A term loan may be the right choice if your business needs a set sum of cash at once versus having access to funds over time. You will repay the loan with interest over a predetermined term, such as one to five years. This loan may offer higher loan amounts than a business line of credit. You may use this loan to cover a large, one-time purchase for your business, with the purchase often specified in the loan agreement.

Peer-to-peer loans

Peer-to-peer lending allows a business owner to get a loan from multiple individual investors rather than through a traditional bank. These loans are usually funded through a peer-to-peer lending platform. They may not have strict credit score requirements when compared to bank financing. They can have high interest rates or loan fees though.

Peer-to-peer lending is usually best for business owners who need fast cash or haven’t had luck getting any other type of bad credit business loan.

Credit cards

Both lines of credit and credit cards are revolving lines of funding, allowing you to withdraw funds as needed up to the credit limit. Business credit cards may also come with 0% APR promotional periods and the chance to earn rewards on purchases. They also have easier repayment terms and can remain open for years, while your line of credit may have a maturity date.

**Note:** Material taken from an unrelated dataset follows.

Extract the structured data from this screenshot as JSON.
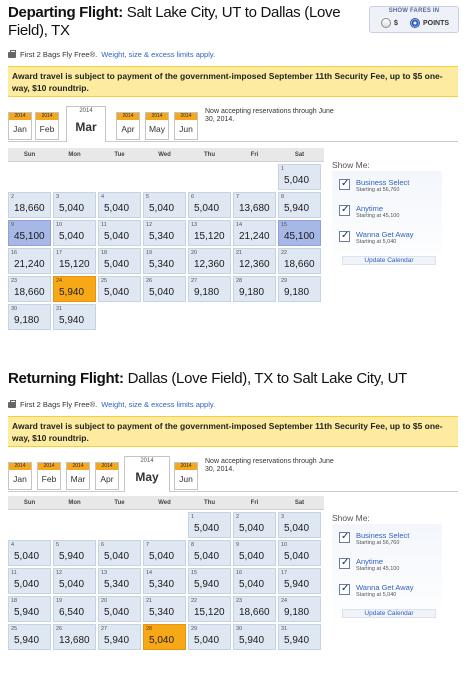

A line of credit can have higher funding, but a credit card won’t require an origination fee or the same maintenance fees as a line of credit.

Invoice factoring

Invoice factoring and financing allow you to use your unpaid invoices to gain quick access to financing. With invoice factoring, you sell your outstanding invoices to a factoring company. Invoice financing is more similar to a loan or cash advance, advancing money based on a percentage of your unpaid invoices.

In either case, your invoices act as collateral for the financing. This type of financing may work when you’re in a bind, but it’s likely to be more expensive than a line of credit.

Merchant cash advances

MCAs are a type of business loan for bad credit borrowers and business owners who can’t qualify for fast, short-term funding through a traditional lender. While this is one of the most easily accessible loans, it comes with high interest rates and the risk of falling into a cycle of debt if you can’t pay it off quickly.

Bottom line

The average commercial line of credit rates range from 6.99% to 7.91%, but rates can go up as high as 60% or more. Your exact rates are determined by your creditworthiness, taking into account your credit score, time in business and business financial health. Bear in mind that business lines of credit may come with additional fees like draw fees that make the cost of borrowing higher than other loans.

Compare multiple small business loans to get the best rates and loan features available for your business.